Balancing risk and reward in social media
Surrounded by non-stop change and evolution, a state of normalcy no longer exists for credit unions. The financial services industry is transforming with the help of more than 12,000 global fintech startups as well as banking initiatives from digital giants such as GAFA (the Big Four: Google, Apple, Facebook and Amazon). Competition is more fierce than ever.
Recent innovations from digital giants are raising even more red flags for credit unions. According to a recent study by consulting firm cg42, one in four consumers would be willing to bank with Amazon. Consumers were also generally receptive to the idea of banking with other Silicon Valley giants including Apple, Google and Facebook. The study also found that 43 percent of millennials would put their greatest trust in organizations other than banks and credit unions, which increases the threat to local credit unions.
We’ve moved from marketing for attention to marketing for relationships. A billboard used to catch attention and attract members – the more money you had, the more billboards you could lease and the better you did. This way of marketing quickly became tiring for members and is no longer effective.
Members now want a relationship with the brand. They want to feel heard and cared for. The problem is that marketers plan for attention-seeking because it’s how systems and metrics are designed. Social media wasn’t created for attention – though that has changed in order to monetize – but rather for relationships and connections.
Social media presents a big opportunity for credit unions. Due to the size and inherent cold façade of the megabanks, they are unlikely to make time to build one-on-one relationships. Credit unions can. Their smaller market and ties to the community make this much easier.
1. Why social media matters to CUs
Credit unions should use social media to level the playing field with their competitors. Having a digital presence helps you resonate with your community and engage existing and potential members. Banking leaders already know this to be true. In fact, 90 percent recognize that social media has the potential to bring “good” or “excellent” value to their institution, according to a Kasasa client survey pool.

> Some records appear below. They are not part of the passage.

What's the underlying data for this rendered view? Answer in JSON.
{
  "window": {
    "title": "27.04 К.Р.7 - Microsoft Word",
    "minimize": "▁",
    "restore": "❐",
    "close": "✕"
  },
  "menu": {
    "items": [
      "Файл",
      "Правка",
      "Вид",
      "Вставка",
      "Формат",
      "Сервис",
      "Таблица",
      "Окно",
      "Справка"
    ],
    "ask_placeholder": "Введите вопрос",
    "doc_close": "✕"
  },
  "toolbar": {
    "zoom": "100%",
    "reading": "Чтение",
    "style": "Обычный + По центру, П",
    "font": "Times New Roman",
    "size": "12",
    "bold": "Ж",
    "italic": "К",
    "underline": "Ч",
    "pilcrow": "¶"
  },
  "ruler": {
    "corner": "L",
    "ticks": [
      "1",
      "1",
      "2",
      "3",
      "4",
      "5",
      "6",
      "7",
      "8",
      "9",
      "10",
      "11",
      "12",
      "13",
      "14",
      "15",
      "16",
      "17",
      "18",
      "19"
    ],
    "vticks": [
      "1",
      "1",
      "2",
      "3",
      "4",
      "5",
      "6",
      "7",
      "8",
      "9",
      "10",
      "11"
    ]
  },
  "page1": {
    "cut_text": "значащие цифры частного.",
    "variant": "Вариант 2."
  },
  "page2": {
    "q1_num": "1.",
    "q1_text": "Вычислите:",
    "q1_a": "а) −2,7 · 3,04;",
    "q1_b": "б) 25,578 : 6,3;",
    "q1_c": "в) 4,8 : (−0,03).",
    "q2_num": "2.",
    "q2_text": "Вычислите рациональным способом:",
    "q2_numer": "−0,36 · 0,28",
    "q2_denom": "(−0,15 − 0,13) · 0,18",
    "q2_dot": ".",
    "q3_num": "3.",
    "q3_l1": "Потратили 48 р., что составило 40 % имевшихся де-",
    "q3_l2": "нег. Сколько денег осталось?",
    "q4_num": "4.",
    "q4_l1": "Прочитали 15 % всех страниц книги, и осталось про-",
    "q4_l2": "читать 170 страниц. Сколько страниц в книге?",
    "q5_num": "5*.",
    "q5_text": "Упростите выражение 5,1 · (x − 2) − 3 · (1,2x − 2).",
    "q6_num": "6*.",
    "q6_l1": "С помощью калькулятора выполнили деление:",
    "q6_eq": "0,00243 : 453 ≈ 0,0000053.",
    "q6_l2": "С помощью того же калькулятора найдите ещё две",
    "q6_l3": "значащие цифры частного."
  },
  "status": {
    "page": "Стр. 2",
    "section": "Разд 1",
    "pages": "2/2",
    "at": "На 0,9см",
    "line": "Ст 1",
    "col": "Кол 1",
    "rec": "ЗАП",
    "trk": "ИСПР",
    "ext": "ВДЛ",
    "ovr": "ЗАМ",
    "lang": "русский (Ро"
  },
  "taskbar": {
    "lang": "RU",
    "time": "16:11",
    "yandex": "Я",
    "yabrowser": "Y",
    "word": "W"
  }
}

Social media offers a unique opportunity for credit unions to interact with their audience on a personal and professional level. You can post about giving back to the community, host contests or sweepstakes, respond to questions and even resolve complaints. Additionally, social media and website analytics enable you to learn about your members’ and potential members’ interests, and find better ways to engage with them, which in turn can boost your profitability.
2. The risk
We paint risk as “What happens if I’m on social?” but what is more dangerous is not being on social. Social media sites run on data; it’s their primary product. Platforms will attempt to pull as much data from brands as possible, even if it is slightly inaccurate or incomplete. If a platform finds that you have a branch, they can make an “unofficial listing” for your brand. Members don’t know this and might comment or message for support.
Likewise, consider that one of your employees could make a comment on social media that creates risk. Without a profile and listening strategy, you might not even know it is out there. Choosing to pretend there is no risk doesn’t solve anything. It’s comparable to avoiding the doctor because you’re afraid of what you might find out. The rational choice is to address the problem as early as possible.
3. The solution
Creating a social media risk assessment is the most important step to ensure you’re effectively prepared for a crisis, should one occur. A social media risk assessment outlines a list of threats your credit union faces, the vulnerabilities they exploit, the systems you have in place to address those vulnerabilities, a measurement of the likelihood of the risk occurring and the potential severity of the threat's impact.
A social media risk assessment is critical, but it’s even more important to revisit the assessment on a regular basis. A few years ago, credit unions may not have been concerned about Instagram as a social media channel and left it out of their risk assessment. Today, the channel has 800 million monthly users and is ranked as the most influential social media platform for millennials and Gen Z. Things change quickly – be sure to update your credit union’s risk assessment once a year, at the minimum, and any time a crisis arises.
You can also minimize vulnerabilities by setting guidelines for employees. Restricting web access and monitoring work devices is one way but implementing a social media risk program for employees is much more effective. It‘s important to publish an employee code of conduct and have each of your employees read and acknowledge a social media policy. Each year, employees should attend digital security training on your most popular social media networks to learn about potential threats and how to avoid them.
Credit unions can’t afford to ignore the increasing threat from fintechs and digital giants. To grow market share in a dynamic industry, you must place a stronger emphasis on your social media strategy to attract and retain members. At some point, all credit unions will likely experience a social media crisis, whether big or small. Fortunately, you are now equipped with the information needed to come out on the other side, hopefully scratch-free. By creating a social media risk assessment and educating employees, you can lessen the risk associated and better navigate crises. For credit unions, it’s clear that the rewards of a strong social media presence greatly outweigh the risks.